Fluorescent aggregate structure revealed in bisphenol F epoxy thermoset

Bisphenol F (BPF) epoxy resin is a prepolymer component of thermosets used in construction of reinforced carbon fiber composites (RCFC). The fluorescence of this resin can provide information about chemical and structural alterations of the thermoset from thermal or mechanical damage. While some work has investigated the fluorescence spectra of bisphenol A epoxy resin, a structural analog of BPF, none have studied BPF. The purpose of this study is to investigate the baseline fluorescence spectra of the BPF epoxy resin for features that could be utilized for monitoring damage and structural alterations. Bisphenol F epoxy resin was found to have two emission peaks with a broad peak centered at 410 nm and a sharp peak centered at 550 nm. The broad emission peak was identified as the fluorescence from BPF epoxy monomer while the sharp emission peak was found to be from an aggregate structure present in the epoxy resin. It is hypothesized that this structure is an H-aggregate based on the emission features and structural stability of the aggregate compared to the alternative J-aggregate which was determined via density functional theory calculations. The H-aggregate was found to persist into one of the cured thermoset formulations evaluated but was lost when exposed to elevated temperatures below thermal degradation of the thermoset. This loss of aggregate structure was due to polymer network rearrangement.

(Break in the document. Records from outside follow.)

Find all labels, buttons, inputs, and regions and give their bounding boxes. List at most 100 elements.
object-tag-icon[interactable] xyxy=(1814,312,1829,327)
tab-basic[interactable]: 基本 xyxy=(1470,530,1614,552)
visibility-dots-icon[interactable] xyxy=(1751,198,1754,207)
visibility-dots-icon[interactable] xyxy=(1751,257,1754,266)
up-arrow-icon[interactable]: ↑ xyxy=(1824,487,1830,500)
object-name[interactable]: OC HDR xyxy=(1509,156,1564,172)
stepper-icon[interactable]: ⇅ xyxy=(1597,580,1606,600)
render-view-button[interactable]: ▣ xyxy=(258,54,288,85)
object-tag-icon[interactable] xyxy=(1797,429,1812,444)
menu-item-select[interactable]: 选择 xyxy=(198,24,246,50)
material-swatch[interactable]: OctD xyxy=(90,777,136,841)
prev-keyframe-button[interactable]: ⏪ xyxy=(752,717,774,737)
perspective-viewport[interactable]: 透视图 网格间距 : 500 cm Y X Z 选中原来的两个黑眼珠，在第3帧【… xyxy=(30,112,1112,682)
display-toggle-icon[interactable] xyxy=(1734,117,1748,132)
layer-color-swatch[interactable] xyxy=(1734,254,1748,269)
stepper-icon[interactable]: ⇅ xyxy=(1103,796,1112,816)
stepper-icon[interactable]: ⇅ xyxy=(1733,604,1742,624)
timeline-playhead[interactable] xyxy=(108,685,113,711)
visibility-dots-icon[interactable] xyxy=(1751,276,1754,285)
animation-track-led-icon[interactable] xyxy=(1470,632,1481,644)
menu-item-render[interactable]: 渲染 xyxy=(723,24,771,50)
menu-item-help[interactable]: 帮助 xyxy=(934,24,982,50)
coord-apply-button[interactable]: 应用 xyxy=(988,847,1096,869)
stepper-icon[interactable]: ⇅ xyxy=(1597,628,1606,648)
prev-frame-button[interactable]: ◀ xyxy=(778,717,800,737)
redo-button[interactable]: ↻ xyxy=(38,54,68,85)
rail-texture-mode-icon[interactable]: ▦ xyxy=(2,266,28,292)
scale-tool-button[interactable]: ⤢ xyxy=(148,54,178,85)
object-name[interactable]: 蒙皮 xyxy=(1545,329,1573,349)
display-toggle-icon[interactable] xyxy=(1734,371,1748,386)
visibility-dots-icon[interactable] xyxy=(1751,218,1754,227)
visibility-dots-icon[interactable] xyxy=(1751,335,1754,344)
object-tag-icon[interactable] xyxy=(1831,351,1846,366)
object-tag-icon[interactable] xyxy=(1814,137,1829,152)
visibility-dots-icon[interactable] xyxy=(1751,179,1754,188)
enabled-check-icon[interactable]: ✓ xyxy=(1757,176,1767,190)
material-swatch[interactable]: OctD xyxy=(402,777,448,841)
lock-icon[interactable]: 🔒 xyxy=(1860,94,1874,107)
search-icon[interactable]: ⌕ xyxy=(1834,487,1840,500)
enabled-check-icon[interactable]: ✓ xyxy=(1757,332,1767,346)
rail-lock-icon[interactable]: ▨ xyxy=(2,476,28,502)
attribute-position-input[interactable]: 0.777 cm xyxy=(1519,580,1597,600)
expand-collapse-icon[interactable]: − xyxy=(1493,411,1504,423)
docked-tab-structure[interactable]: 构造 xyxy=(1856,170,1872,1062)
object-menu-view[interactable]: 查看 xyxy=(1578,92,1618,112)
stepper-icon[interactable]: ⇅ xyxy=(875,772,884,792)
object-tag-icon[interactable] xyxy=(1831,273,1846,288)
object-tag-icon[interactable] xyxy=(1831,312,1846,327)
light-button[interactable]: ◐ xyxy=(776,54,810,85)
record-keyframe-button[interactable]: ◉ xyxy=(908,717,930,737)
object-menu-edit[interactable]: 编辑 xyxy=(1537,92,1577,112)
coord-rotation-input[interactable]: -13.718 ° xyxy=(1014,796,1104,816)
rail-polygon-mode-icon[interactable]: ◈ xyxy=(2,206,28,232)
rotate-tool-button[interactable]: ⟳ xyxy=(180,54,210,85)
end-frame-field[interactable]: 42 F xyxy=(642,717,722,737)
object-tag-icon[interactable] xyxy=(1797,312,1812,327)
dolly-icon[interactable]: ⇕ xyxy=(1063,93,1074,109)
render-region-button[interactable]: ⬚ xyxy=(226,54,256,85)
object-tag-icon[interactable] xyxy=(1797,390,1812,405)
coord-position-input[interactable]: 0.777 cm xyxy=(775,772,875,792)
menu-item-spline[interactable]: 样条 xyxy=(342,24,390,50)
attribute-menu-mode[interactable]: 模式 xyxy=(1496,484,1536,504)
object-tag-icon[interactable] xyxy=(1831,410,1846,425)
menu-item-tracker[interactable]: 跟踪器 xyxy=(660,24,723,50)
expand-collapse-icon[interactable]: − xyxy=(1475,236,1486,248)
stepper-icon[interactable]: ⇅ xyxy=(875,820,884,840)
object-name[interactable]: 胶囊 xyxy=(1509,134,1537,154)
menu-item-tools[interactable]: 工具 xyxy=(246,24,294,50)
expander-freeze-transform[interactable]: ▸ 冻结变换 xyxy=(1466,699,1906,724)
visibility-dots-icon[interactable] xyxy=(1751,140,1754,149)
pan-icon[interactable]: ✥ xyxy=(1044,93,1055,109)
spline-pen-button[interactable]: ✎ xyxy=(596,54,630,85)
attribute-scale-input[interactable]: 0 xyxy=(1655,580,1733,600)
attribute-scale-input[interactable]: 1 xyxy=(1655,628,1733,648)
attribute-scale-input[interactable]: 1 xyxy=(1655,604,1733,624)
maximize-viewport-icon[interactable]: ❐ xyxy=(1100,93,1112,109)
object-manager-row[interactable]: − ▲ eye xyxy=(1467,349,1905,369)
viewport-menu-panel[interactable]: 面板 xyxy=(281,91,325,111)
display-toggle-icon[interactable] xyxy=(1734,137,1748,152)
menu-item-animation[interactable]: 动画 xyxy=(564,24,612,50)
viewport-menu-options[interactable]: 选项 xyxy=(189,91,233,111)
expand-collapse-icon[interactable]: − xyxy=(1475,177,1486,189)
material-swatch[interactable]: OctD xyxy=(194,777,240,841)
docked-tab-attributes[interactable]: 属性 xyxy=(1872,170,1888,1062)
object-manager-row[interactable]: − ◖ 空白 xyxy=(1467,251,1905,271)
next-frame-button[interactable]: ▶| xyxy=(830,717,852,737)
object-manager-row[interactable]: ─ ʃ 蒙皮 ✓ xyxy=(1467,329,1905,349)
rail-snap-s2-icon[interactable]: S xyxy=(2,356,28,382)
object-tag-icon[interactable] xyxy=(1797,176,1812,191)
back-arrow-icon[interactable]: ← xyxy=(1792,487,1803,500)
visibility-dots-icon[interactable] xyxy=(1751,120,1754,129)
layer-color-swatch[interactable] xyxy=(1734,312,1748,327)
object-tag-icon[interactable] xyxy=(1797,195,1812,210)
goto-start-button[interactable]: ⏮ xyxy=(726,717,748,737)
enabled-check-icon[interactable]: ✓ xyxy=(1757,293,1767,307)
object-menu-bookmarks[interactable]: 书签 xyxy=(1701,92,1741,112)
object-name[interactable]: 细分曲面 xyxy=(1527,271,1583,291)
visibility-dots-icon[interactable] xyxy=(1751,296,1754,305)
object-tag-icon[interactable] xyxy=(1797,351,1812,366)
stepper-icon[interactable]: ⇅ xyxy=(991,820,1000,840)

This new fluorescence signature can be used as an indicator of polymer network rearrangement from thermal exposure which may alter the expected material performance and precede thermal degradation.

Automated summary

This study investigates the fluorescence spectra of BPF epoxy resin and identifies two emission peaks, one from the BPF epoxy monomer and the other from an aggregate structure. The aggregate structure is determined to be an H-aggregate based on experimental and theoretical calculations. Thermal exposure causes changes in the aggregate structure, allowing the fluorescence signal to serve as an indicator of polymer network rearrangement.